I’m seeing some conflicting documentation on the criteria for zone.tab. It says it’s equivalent to zone1970.tab further broken up by country. However, the project documentation says this practice has been discontinued and zones should cross international borders. But maybe that’s only talking about zone1970.tab.
Regardless, as you noted, what we have in the database is a mishmash of incomplete coverage of different layers, all using the same tags on boundary relations. I don’t think we can realistically resolve this using the existing approach:
- zone.tab and zone1970.tab rely to some extent on historical administrative boundaries (albeit not to the same extent as backzone). If we aim for complete coverage of either layer, we’ll probably need to map more historical boundaries in OSM. That would apparently annoy OSM mappers, and it would also be unfair to OHM.

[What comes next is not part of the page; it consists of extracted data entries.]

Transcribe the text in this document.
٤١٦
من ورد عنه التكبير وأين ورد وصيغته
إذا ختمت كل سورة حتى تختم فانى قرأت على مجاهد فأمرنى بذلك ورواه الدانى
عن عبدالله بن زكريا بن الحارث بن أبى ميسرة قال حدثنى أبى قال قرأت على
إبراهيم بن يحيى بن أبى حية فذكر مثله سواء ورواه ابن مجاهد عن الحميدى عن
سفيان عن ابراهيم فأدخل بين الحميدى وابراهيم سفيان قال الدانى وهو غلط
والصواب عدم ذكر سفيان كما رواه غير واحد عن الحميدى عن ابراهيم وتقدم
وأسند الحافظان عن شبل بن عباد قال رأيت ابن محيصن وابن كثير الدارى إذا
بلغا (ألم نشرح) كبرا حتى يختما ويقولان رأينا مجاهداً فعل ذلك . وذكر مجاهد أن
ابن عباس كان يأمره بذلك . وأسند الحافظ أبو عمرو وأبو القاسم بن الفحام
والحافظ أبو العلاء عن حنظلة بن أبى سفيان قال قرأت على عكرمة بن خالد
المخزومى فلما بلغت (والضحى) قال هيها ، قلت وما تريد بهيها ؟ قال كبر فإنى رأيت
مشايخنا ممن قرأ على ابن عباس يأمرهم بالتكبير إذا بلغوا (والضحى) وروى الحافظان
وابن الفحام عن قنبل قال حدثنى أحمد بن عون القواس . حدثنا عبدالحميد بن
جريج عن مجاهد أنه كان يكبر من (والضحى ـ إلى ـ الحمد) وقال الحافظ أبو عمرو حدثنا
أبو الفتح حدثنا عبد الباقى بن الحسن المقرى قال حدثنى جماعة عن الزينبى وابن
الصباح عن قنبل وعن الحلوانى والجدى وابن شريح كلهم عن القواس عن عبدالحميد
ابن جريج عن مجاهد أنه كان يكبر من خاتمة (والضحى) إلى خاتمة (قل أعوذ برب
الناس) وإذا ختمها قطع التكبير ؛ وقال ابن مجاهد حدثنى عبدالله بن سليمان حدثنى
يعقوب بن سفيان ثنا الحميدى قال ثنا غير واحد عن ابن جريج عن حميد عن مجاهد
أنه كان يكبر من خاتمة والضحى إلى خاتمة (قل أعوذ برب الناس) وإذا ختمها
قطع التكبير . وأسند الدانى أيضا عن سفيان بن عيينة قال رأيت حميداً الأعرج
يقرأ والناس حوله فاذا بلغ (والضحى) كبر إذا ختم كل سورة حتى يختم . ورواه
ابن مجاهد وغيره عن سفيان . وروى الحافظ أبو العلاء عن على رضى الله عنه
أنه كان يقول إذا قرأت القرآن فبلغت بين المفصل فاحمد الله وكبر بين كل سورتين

- tz intentionally ignores official time zone boundaries in favor of actual time observance. To do justice to the IANA time zones, we’d need to shift the boundaries to the other side of numerous small towns. The more we aim for accurate coverage of tz, the further we’ll get from representing designated boundaries that are obviously in scope for OSM. Governments would complain that we’re misrepresenting the boundaries, and they’d be right for a change.
What if we freeze our current coverage of boundary=timezone relations while we use them to clean up Wikidata? Once we vet the time zone statements on Wikidata, timezone-boundary-builder can confidently migrate from the Overpass API to QLever, allowing us to delete the boundary=timezone relations without breaking data consumers. For IANA time zones that don’t correspond to OSM features – such as Germany minus Büsingen, Spain minus the Canary Islands, and Norway minus Bouvet Island – Wikidata would push the time zone statements down to multiple administrative subdivisions, like we were talking about doing in OSM.
This would leave boundary=timezone for a demarcated time zone boundary (which apparently doesn’t exist in Europe). Any local exception to the law can be tagged as timezone:iana=* on a boundary, POI, or railway, to say that it observes the time zone most similar to a certain IANA time zone – but not so that data consumers can build a comprehensive, coherent time zone geometry. time_name:xy=* would be available if anyone wants to tag the name of the locally observed time in the local languages. It would only be a note for reference, not for anything automated.